Ensuite, parce que la longue expérience que j’ai acquis comme journaliste et historien du hockey sur glace français, m’amène aujourd’hui à la conclusion que notre sport favori est désormais arrivé à la fin d’un cycle et se trouve à la croisée des chemins. Autrement dit, je suis persuadé que pour continuer à avancer
l’heure d’un nouveau grand choix politique a sonné.

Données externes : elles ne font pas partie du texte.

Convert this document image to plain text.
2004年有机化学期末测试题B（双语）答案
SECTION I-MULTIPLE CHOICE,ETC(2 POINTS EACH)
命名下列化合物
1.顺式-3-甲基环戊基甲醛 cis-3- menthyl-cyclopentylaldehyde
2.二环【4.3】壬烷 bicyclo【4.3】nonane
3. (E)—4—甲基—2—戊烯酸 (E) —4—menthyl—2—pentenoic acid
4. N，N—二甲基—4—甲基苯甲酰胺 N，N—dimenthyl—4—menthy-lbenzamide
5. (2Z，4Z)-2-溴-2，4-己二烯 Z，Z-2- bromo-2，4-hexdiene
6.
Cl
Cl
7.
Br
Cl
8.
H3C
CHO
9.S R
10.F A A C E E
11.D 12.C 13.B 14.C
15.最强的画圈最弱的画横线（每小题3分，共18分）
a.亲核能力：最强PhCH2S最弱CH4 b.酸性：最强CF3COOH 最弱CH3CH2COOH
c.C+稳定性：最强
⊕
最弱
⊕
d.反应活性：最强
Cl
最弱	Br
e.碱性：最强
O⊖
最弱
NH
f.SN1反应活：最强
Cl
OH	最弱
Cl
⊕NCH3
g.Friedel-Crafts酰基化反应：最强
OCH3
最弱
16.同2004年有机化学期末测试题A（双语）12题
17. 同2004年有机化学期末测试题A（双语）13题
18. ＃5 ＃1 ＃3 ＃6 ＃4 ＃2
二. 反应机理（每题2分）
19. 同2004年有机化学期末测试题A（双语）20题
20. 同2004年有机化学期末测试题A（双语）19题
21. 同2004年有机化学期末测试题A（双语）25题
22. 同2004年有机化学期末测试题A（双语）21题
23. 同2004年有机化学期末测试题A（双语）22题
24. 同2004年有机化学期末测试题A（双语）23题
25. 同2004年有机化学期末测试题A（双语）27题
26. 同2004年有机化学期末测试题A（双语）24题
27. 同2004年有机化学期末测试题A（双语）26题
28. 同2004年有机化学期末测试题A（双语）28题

De quel grand choix s’agit-il ? Comment suis-je arrivé à cette conclusion que je juge vitale ? D’abord en observant avec beaucoup de regret que « l’idylle » médiatique dont bénéficiait jadis notre sport est malheureusement terminée depuis déjà plusieurs années pour les diverses raisons que j’ai déjà expliqué en détail dans ma Tribune numéro 6.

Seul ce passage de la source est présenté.